Ma réaction à la découverte du grand secret de famille
3 juin 1966
Cher Monsieur,
Ou plutôt cher Bernard si vous me le permettez, votre carte du 5 mai dernier m’a, je l’avoue, beaucoup surpris. Je ne m’attendais pas à une telle révélation et j’ai cru devoir en avertir immédiatement ma mère avant de répondre à votre rendez-vous. En effet, je la considère comme seul juge de ce que dois connaître de ce passé. Elle en a d’ailleurs été particulièrement touchée et je me félicite donc de ma réaction. Elle a été très heureuse de se libérer de certains secrets qu’elle conservait depuis bien longtemps. Je crois pour ma part qu’elle a eu raison de ne pas me parler de vous plus tôt car, même aujourd’hui, cela m’a donné beaucoup à réfléchir et il est probable qu’une telle révélation faite lorsque j’étais plus jeune m’aurait frappé exagérément.

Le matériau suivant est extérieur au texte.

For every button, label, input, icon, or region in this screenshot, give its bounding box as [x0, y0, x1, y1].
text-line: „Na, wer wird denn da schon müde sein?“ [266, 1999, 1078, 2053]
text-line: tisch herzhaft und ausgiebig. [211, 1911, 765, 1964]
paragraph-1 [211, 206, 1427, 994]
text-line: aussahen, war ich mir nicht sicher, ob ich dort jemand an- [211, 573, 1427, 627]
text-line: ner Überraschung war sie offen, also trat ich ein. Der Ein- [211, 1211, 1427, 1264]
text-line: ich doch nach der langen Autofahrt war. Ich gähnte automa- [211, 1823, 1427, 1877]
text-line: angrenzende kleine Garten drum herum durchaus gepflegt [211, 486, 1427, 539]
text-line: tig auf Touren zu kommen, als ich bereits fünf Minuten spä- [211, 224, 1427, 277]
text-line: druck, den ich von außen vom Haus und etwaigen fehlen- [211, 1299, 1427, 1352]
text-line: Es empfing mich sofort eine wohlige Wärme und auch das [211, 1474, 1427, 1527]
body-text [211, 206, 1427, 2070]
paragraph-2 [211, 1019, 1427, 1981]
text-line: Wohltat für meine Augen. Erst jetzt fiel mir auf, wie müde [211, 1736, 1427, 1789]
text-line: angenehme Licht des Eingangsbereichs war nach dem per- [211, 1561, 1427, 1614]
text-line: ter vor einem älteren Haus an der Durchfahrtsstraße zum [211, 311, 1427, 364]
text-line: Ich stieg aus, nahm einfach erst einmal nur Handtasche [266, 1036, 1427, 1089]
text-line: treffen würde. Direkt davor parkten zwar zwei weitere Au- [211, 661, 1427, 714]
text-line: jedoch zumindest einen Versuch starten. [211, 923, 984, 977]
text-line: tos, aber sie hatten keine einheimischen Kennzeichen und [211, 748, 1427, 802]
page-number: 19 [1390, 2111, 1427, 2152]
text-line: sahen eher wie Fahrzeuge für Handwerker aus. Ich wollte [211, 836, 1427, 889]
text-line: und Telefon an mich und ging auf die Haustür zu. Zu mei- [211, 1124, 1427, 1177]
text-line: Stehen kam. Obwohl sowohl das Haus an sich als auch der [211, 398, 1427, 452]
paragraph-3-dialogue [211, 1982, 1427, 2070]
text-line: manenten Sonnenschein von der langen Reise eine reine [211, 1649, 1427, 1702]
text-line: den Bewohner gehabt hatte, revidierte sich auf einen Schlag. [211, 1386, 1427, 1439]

Votre lettre du 26 mai m’a été très agréable, à vrai dire je l’attendais. Votre action, en effet, ne pouvait se résumer à cette carte que, dans mon for intérieur, je trouvais un peu sèche et laconique. Mais pouvait-il en être autrement pour une première tentative directe ?
Cette dernière lettre de mon père dont je n’ai pratiquement aucun souvenir, jointe à celles que maman m’a fait lire, m’a beaucoup édifié sur cet homme que je ne connaissais que fort peu.
Tout ce que j’en savais, je l’avais deviné à la suite de recoupements, en utilisant des détails infimes échappés de la bouche de ma mère ou de ma famille. J’ai dès lors une vue beaucoup plus nette d’évènements que je m’étais juré de ne jamais évoquer le premier, laissant à ma mère la liberté de m’en parler ou de garder ce secret. Il est certain que maintenant je voudrais en savoir plus sur mon père (il m’est encore difficile de dire notre père, mais je pense que c’est compréhensible et que cela viendra) et surtout lire ses écrits, non pour faire miennes ses idées car de mon propre chef j’ai pris une direction spirituelle totalement opposée, probablement à cause de mon goût pour les sciences physiques et mathématiques, et je ne conçois pas actuellement d’y revenir, mais pour ma propre culture car le peu que j’en sais m’a montré un homme extraordinaire comme il en existe bien peu aujourd’hui. Cette vie vouée à des causes qu’il défendait parfois presque seul est un exemple que je serai bien incapable de suivre.
Il est certain d’autre part que je veux vous connaître et que d’avance je vous remercie des tentatives que vous avez faites pour me voir suivant ainsi le vœu de notre père et vos propres sentiments. Il est certain que dans pareilles circonstances j’aurais agi exactement de même. De même que j’aurais agi si j’avais été à la place de ma mère. Je ne veux pas non plus que cette entrevue reste distante car vous êtes mon frère et loin de moi l’idée que vous vous imposez à moi comme tel. J’aimerai qu’elle se renouvelle et que nous puissions faire plus ample connaissance, nous avons tant de choses à nous dire avant de nous connaître comme deux frères peuvent le faire. Il est certain qu’une telle entente présente des difficultés mais plus nous pourrons l’approcher mieux cela sera et plus notre père sera content car je sais que lui nous voit puisqu’il l’a vu alors que moi, plus tard, je ne verrai personne puisque je n’y crois pas, les idées de chacun étant valable pour chacun.
Cependant, je ne veux pas non plus m’imposer mais je crois que vous et moi comprendrons ce que nous avons à faire et j’espère qu’il en résultera une compréhension mutuelle élevée.
Je ne puis malheureusement vous dire quand je peux venir vous voir car pour quitter l’école je dois poser des laisser-passer et je ne connais pas toujours longtemps à l’avance mon programme qui change souvent. Je pense donc que je passerai en fin d’après-midi un jour à votre bureau. N’hésitez pas ce jour à me dire si je vous importune auquel cas j’essayerai de trouver avec vous une date qui vous conviendra mieux.